The youngsters I am sitting with are open and friendly and ready to chat and are not glued to their mobile phones. It’s been a long day with a smorgasbord of sessions available to us. I’ve done two on IT, and another on “The Big Read”: Kingston University sent all its students a novel to read and discuss. In another earlier session, one on Academic Writing, two girls on my table were texting away while the excellent lecturer was asking what “nomobophobia” meant. The answer was “a fear of being without your mobile phone”. They continued to text on WhatsApp. I had to work with one of them on a little academic exercise. It was difficult holding back on an urge to smack the phones right out of their hands into their bug-eyed faces, but that’s the prerogative of the lecturer, not their fellow student.
“I really like your hair”, says one of the girls at the vinaigrette session. “I’m going to dye my hair blue tonight.” I explain it might be difficult to get the blue dye to take in her brown hair. My hair is grey and it’s no trouble. “How cool to have grey hair”, she says. I laugh. Is it cool to have the wrinkles that go with the grey hair? Will loose skin ever be fashionable?
The boy to my right is a geographical science student, the girl to my left is going to study publishing. They tell me where they live; the boy in a good road in Tolworth, sharing with seven other students, which sounds normal and fun, but the girl had digs in Croydon, and a job in Dominos Pizza in Caterham. Yesterday she had spent 6 hours on a bus between University, her digs and her job. She was living in Croydon because it was cheaper than Kingston. At Dominos they had told her she shouldn’t bother with University, she could have a good career in pizzas.
Something about my even more crumpled face and body language must have conveyed the message that although I was shocked at the distilled malt vinegar, I was appalled at what her University experience might be.
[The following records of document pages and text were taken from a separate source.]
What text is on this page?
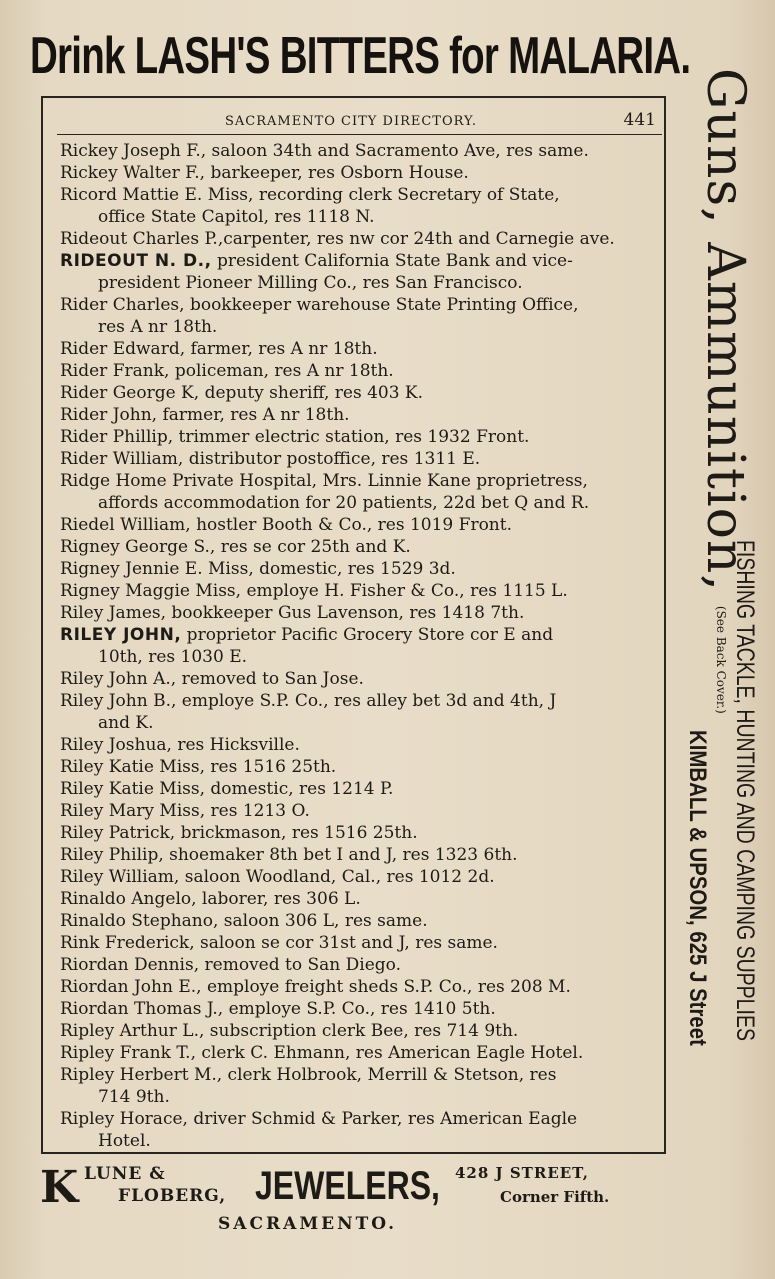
Drink LASH'S BITTERS for MALARIA.
SACRAMENTO CITY DIRECTORY.	441
Rickey Joseph F., saloon 34th and Sacramento Ave, res same.
Rickey Walter F., barkeeper, res Osborn House.
Ricord Mattie E. Miss, recording clerk Secretary of State,
office State Capitol, res 1118 N.
Rideout Charles P.,carpenter, res nw cor 24th and Carnegie ave.
RIDEOUT N. D., president California State Bank and vice-
president Pioneer Milling Co., res San Francisco.
Rider Charles, bookkeeper warehouse State Printing Office,
res A nr 18th.
Rider Edward, farmer, res A nr 18th.
Rider Frank, policeman, res A nr 18th.
Rider George K, deputy sheriff, res 403 K.
Rider John, farmer, res A nr 18th.
Rider Phillip, trimmer electric station, res 1932 Front.
Rider William, distributor postoffice, res 1311 E.
Ridge Home Private Hospital, Mrs. Linnie Kane proprietress,
affords accommodation for 20 patients, 22d bet Q and R.
Riedel William, hostler Booth & Co., res 1019 Front.
Rigney George S., res se cor 25th and K.
Rigney Jennie E. Miss, domestic, res 1529 3d.
Rigney Maggie Miss, employe H. Fisher & Co., res 1115 L.
Riley James, bookkeeper Gus Lavenson, res 1418 7th.
RILEY JOHN, proprietor Pacific Grocery Store cor E and
10th, res 1030 E.
Riley John A., removed to San Jose.
Riley John B., employe S.P. Co., res alley bet 3d and 4th, J
and K.
Riley Joshua, res Hicksville.
Riley Katie Miss, res 1516 25th.
Riley Katie Miss, domestic, res 1214 P.
Riley Mary Miss, res 1213 O.
Riley Patrick, brickmason, res 1516 25th.
Riley Philip, shoemaker 8th bet I and J, res 1323 6th.
Riley William, saloon Woodland, Cal., res 1012 2d.
Rinaldo Angelo, laborer, res 306 L.
Rinaldo Stephano, saloon 306 L, res same.
Rink Frederick, saloon se cor 31st and J, res same.
Riordan Dennis, removed to San Diego.
Riordan John E., employe freight sheds S.P. Co., res 208 M.
Riordan Thomas J., employe S.P. Co., res 1410 5th.
Ripley Arthur L., subscription clerk Bee, res 714 9th.
Ripley Frank T., clerk C. Ehmann, res American Eagle Hotel.
Ripley Herbert M., clerk Holbrook, Merrill & Stetson, res
714 9th.
Ripley Horace, driver Schmid & Parker, res American Eagle
Hotel.
Guns, Ammunition,(See Back Cover.) FISHING TACKLE, HUNTING AND CAMPING SUPPLIES
KIMBALL & UPSON, 625 J Street
K LUNE &
FLOBERG, JEWELERS, 428 J STREET,
Corner Fifth.
SACRAMENTO.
I had spoken earlier to some Post-Grads who were looking forward to moving into their as yet unfinished digs at the notorious Cambridge Road Estate. They were going to be paying not far short of a grand a month for the privilege. The unfashionable, heavy-trafficked and troubled parts of Kingston are throwing up new builds for student accommodation at rents that seem over the odds. This girl who was staying in Croydon was paying just under half of that……..but would be spending about a fifth of her waking hours on a bus and her weekends making pizzas.
“It’s ok,”, she said, “I can do stuff on my phone on the bus. It’s only for three years. Why do you look so upset?”.
That’s when I told them what it was like when I went to University in the 1970s. “We had a grant. That means that we were given money by our local authorities to live on, and they paid our tuition fees.”
“They paid your tuition fees? A grant? What country was that?”
“This one!”, I said.”Here!”
“But just in London?”
“No, across the UK. Everywhere.”
“You didn’t have to pay it back?”
“No! Well you earn more so you pay more tax.”
They shook their heads, amazed.
These students don’t know how unlucky they are.
To make up for it, I advised them on how to make an easy and half decent cheap enough salad dressing. Spend a bit of money on some ordinary olive oil and some not too cheap balsamic vinegar. Pour about a tablespoon of oil on your salad leaves, tomatoes, onions etc and about a teaspoon of vinegar. You will get to know how much without measuring, after a few goes. Add a pinch of salt, and pepper if you like. Use a couple of forks if you haven’t got salad spoons, and coat the leaves in your dressing. Taste and adjust. I learnt that at Uni, first time around.